Un jeune éléphant dans la jungle


Les films de long métrage québécois, quel patrimoine ! quelle richesse !

Il en existe actuellement plus de mille, mais la grande majorité d’entre eux demeurent indisponibles. Par-ci par-là, on en programme quelques-uns sur les chaînes (dans une qualité très approximative) ou encore à la Cinémathèque québécoise, des vidéoclubs spécialisés comme La boîte noire en conservent certains sur leurs tablettes, mais voilà, c’est tout ! Les projections dans les sous-sols d’église ont disparu avec la religion et les ciné-clubs ont disparu avec la télévision. Nostalgie.

Ce patrimoine en dormance, son indisponibilité tracassaient depuis un bon moment Pierre Karl Péladeau, aficionado de cinéma – son premier emploi d’étudiant n’avait-il pas été celui de portier au cinéma de répertoire L’Élysée? Et Pierre Karl ne reste-t-il pas encore aujourd’hui très marqué par la réflexion sur le cinéma du philosophe Gilles Deleuze, du temps où il étudiait avec lui, à Paris? Ce type dynamique, imprévisible, n’est pas tout à fait un chef d’entreprise comme les autres… ses sensibilités, sa tête, son cœur ne correspondent pas aux schèmes traditionnels, ils ont trouvé leur harmonie propre, singulère.

Depuis la bonne dizaine d’années que nous le connaissons, Pierre Karl nous a souvent fait part, à Marie-José Raymond et moi,  de cette quasi impossibilité de voir ou revoir les films québécois qu’il aimait et il cherchait une solution pour lui, mais aussi pour tous les amateurs.

Puis, au début de 2007, c’est en tant que président et chef de la direction de Quebecor qu’il nous appelle, il vient d’avoir un trait (de génie), il faut numériser les vieux films québécois en haute définition et les présenter sur Illico, la télévision sur demande de Videotron ; le conseil de direction de Quebecor investira 2.5 millions de dollars sur cinq ans dans cette entreprise qu’il souhaite purement philantropique. Et tiens ! du même coup, pourquoi ne pas construire un site Web consacré entièrement au cinéma québécois !

La commande est donnée. Est-ce possible pour demain ?

Pas tout à fait ! Il faut trouver un nom au projet, établir certains protocoles : un premier qui respectera les ententes contractuelles existant déjà entre les différents partenaires de production de ces films, un autre pour «répartir» entre les créateurs la partie des sommes qu’aurait normalement conservées Videotron (Quebecor ne veut tirer aucun profit de ce projet) et enfin un protocole technique complexe, car les films qui seront offerts en haute définition datent parfois de plus d’un demi-siècle, leurs éléments doivent être manipulés avec d’infinies précautions et souvent faire l’objet de restaurations importantes rendues possibles grâce aux nouvelles technologies.
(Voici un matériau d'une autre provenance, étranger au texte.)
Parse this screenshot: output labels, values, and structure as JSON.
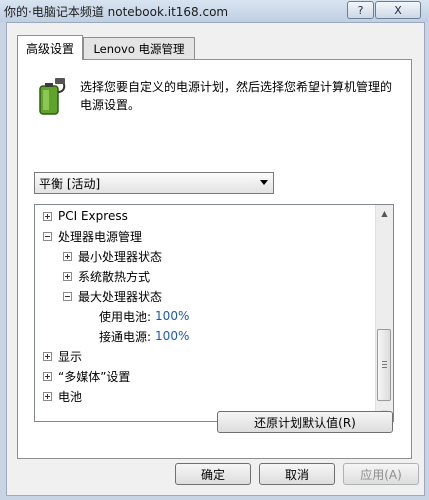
{
  "titlebar": {
    "watermark": "你的·电脑记本频道 notebook.it168.com",
    "help_label": "?",
    "close_label": "X"
  },
  "tabs": [
    {
      "label": "高级设置",
      "active": true
    },
    {
      "label": "Lenovo 电源管理",
      "active": false
    }
  ],
  "description": "选择您要自定义的电源计划，然后选择您希望计算机管理的电源设置。",
  "icons": {
    "plan_icon": "battery-plug-icon"
  },
  "plan_select": {
    "value": "平衡 [活动]"
  },
  "tree": {
    "items": [
      {
        "label": "PCI Express",
        "expanded": false,
        "level": 0
      },
      {
        "label": "处理器电源管理",
        "expanded": true,
        "level": 0
      },
      {
        "label": "最小处理器状态",
        "expanded": false,
        "level": 1
      },
      {
        "label": "系统散热方式",
        "expanded": false,
        "level": 1
      },
      {
        "label": "最大处理器状态",
        "expanded": true,
        "level": 1
      },
      {
        "label": "使用电池:",
        "value": "100%",
        "level": 2
      },
      {
        "label": "接通电源:",
        "value": "100%",
        "level": 2
      },
      {
        "label": "显示",
        "expanded": false,
        "level": 0
      },
      {
        "label": "“多媒体”设置",
        "expanded": false,
        "level": 0
      },
      {
        "label": "电池",
        "expanded": false,
        "level": 0
      }
    ]
  },
  "buttons": {
    "restore": "还原计划默认值(R)",
    "ok": "确定",
    "cancel": "取消",
    "apply": "应用(A)"
  },
  "colors": {
    "value_text": "#1c58b5",
    "icon_green": "#5fa32b"
  }
}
Finalement, ce contrat technique échoit à Technicolor.

Le nom !

Comme nous souhaitions que le projet conserve un caractère ludique, autant sur Illico que sur le Web, je me suis souvenu de l’inoubliable lion de la Metro Goldwyn Mayer et je me suis tourné tout de suite vers les animaux de la jungle.

Logo créé pour Éléphant

L’ÉLÉPHANT

Voilà une bête dont Aristote et Buffon soulignent l’intelligence, la sagesse et la remarquable mémoire, toutes des qualités que doit avoir notre projet. Éléphant, ce n’était ni convenu, ni conventionnel, mais Pierre Karl fut tout de suite emballé.

Pierre Karl Péladeau

C’est ainsi qu’est né Éléphant, mémoire du cinéma québécois, grâce à l’appréciation de Pierre Karl de notre patrimoine cinématographique et à la générosité de Quebecor, dont c’est le plus important projet philantropique.

La copulation chez les éléphants est très rapide, vingt à trente secondes… le temps d’une idée, quoi! Mais la gestation peut durer jusqu’à vingt-quatre mois. Nous avons été un peu plus vites. Un peu plus d’un an après, le 18 novembre 2008, Éléphant, mémoire du cinéma québécois naissait concrètement sur le service de vidéo sur demande d’Illico, de même que son volet sur le Web, à l’adresse www.elephant.canoe.ca

Et quelle clairvoyance d’avoir choisi cet animal tenace, d’un naturel doux, pour porter le projet, car nous allions bientôt nous retrouver DANS LA JUNGLE du cinéma, une végétation quasi inextricable de droits et d’ayants-droit, des voûtes comme des lacs sombres où dorment les éléments des films anciens, des savanes à traverser où veillent serpents et crocodiles, toujours prêts à mordre.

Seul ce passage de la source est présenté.